Transocean Said It Fixed Blowout Preventers

     HOUSTON (CN) – Transocean’s directors inflated the stock price to a high of $94.88 per share on Jan. 11 by falsely claiming they had fixed the company’s safety issues, but failed to disclose repeated safety failures and recurring “blowout preventer issues,” shareholders say in a derivative complaint in Harris County Court. Before the Deepwater Horizon catastrophe, Transocean officials claimed that all the company’s problems with blowout preventers had been resolved and were “anomalies,” the shareholders say. Transocean closed at $49.17 Monday.

     Transocean owns 140 mobile drilling units, including the Deepwater Horizon rig, which exploded and burned on April 20, killing 11 people, injuring 17, and setting off the worst environmental disaster in U.S. history.
     “Over the last ten years, defendants have – on several occasions – been apprised of the serious hazards associated with Transocean’s use of certain BOPs [blowout preventers] on ultra-deepwater drilling engagements,” according to the complaint.

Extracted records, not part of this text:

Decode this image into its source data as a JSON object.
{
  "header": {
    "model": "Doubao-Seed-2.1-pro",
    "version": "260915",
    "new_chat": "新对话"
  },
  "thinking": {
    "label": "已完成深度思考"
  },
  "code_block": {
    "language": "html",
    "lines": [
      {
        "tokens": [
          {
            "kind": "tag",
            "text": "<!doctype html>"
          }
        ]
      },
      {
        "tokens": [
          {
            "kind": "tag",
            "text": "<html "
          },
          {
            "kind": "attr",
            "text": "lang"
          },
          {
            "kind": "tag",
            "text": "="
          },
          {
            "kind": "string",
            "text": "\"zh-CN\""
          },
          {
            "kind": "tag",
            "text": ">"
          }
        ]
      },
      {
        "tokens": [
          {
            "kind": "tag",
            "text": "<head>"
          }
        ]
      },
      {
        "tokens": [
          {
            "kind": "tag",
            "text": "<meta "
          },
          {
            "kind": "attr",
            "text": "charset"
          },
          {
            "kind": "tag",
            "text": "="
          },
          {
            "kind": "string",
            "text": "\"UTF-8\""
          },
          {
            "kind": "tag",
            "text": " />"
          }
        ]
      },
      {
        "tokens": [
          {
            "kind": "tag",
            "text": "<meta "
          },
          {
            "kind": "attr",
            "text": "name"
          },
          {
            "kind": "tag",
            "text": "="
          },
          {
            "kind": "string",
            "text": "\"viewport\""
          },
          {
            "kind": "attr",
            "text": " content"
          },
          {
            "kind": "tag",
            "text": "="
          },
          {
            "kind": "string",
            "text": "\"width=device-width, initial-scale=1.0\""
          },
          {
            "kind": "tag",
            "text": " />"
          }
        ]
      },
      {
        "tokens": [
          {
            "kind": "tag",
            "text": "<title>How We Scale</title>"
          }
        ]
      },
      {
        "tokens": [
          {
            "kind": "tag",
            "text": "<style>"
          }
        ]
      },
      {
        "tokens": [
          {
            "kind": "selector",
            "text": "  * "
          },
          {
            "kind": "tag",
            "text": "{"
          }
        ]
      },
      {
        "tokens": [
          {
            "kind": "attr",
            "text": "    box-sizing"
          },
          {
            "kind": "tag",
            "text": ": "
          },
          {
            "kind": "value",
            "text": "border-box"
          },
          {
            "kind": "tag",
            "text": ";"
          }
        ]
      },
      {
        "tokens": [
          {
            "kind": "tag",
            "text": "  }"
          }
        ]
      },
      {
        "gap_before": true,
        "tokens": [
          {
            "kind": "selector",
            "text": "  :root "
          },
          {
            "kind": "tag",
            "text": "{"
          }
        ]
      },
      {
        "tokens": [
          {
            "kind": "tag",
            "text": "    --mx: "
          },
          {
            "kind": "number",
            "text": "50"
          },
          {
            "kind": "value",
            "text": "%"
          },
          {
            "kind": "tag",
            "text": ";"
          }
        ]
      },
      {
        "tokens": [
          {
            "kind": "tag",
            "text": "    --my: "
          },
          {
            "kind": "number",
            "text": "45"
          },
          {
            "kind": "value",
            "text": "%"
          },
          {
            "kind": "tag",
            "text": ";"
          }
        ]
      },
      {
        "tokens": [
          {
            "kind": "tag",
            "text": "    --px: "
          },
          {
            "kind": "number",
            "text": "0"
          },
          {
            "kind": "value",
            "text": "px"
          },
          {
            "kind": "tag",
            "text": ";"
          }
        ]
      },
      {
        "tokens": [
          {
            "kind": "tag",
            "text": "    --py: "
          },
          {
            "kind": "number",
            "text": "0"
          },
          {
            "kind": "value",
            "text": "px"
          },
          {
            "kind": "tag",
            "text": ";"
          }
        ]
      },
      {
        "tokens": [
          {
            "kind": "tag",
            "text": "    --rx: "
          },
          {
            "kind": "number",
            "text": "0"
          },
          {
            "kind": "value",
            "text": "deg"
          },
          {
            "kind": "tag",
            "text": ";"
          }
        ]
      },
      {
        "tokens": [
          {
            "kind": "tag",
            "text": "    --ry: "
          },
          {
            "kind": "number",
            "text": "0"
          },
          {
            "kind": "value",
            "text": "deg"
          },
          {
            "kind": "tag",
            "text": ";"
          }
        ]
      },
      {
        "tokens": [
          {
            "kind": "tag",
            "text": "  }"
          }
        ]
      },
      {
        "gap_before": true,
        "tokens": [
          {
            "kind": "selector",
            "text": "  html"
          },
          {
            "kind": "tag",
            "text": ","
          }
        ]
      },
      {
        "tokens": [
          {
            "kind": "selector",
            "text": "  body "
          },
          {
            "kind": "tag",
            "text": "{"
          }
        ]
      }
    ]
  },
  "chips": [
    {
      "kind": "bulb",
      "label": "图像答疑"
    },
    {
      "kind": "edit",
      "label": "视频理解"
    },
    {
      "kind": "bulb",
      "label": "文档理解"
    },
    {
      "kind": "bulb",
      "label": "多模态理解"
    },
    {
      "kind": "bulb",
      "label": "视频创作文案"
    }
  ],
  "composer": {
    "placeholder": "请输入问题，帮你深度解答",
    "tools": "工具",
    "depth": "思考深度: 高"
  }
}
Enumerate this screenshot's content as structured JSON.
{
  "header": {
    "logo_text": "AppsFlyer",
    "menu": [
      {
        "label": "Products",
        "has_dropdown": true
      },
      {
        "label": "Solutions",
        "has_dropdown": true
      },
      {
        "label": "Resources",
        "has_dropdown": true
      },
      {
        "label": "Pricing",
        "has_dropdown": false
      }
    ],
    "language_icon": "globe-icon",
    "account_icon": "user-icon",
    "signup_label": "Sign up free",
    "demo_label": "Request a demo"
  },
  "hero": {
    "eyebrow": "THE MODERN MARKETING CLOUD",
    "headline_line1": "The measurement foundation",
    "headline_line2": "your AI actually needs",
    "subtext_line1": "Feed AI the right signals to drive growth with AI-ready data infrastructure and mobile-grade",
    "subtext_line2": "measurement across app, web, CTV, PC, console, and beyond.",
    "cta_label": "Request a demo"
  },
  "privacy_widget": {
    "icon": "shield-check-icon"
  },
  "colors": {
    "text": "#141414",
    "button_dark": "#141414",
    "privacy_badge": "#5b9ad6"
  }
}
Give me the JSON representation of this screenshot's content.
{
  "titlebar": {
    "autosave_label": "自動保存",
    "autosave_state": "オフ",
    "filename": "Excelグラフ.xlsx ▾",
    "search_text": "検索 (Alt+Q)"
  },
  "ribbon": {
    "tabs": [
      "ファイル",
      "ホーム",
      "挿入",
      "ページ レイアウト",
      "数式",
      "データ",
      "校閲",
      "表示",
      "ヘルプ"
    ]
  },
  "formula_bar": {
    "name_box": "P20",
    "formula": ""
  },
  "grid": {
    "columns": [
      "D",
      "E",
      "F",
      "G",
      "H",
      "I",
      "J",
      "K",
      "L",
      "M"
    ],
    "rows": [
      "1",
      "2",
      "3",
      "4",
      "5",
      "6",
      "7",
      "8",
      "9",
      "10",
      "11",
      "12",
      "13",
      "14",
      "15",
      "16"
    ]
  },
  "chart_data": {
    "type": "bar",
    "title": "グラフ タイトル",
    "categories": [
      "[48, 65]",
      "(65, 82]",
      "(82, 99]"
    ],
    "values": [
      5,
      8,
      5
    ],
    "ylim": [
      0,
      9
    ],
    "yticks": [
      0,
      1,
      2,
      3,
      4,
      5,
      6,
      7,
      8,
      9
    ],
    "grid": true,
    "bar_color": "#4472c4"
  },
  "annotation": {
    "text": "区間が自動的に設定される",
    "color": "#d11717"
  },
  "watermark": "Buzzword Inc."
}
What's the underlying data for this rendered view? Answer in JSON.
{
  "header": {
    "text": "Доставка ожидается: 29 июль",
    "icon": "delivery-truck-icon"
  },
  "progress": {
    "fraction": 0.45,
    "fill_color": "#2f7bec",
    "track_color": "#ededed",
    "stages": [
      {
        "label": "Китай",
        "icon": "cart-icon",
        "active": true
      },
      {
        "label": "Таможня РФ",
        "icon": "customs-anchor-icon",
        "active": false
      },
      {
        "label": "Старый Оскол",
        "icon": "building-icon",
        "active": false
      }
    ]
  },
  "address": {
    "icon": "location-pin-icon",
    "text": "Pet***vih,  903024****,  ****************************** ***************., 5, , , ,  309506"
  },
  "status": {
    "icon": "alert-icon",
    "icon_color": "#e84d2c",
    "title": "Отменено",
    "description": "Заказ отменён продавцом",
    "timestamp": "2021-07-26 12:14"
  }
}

     “Despite these warnings and defendants’ knowledge that a BOP failure would likely result in scores of fatalities and millions of gallons of oil being released into the surrounding waters, defendants concealed their knowledge of these known hazards.”
     The Deepwater Horizon sank 41 miles off the Louisiana coast, and the failure of its safety mechanisms, including the BOP, led to the “massive oil spill which covers an estimated surface area of at least 2,500 square miles,” the complaint states.
     The well is dumping 200,000 to 1.1 millions gallons of crude oil a day, the shareholders say.
     “The spill is expected to eclipse the 1989 Exxon Valdez oil spill as the worst U.S. oil disaster in history, and experts fear it will result in an environmental disaster as oil from the well site damages the fishing and tourism industries in the Gulf of Mexico and the habitat of fish, sea mammal and bird species,” the shareholders say.
     “In fact, it is the worst environmental disaster in U.S. history.
     “As the truth about the full extent of this disaster was absorbed by the market over the two weeks following the explosion and oil spill, Transocean shares fell by $25.69 per share, closing at $66.34 on May 10, 2010.”
     Shareholders accuse Transocean’s directors of disseminating false information, failing to maintain internal controls, failing to manage the company properly, unjust enrichment, abuse of control, gross mismanagement and wasting corporate assets.
     Directors Steven Newman, Robert Rose, Edward Muller, Richard Anderson, Robert Sprague, Thomas Cason, Ian Strachan, Victor Grijalva, Michael Talbert, Richard George, John Whitmire and Martin McNamara are named as defendants.
     The shareholders are represented by Paul Warner of Cypress, a suburb of Houston.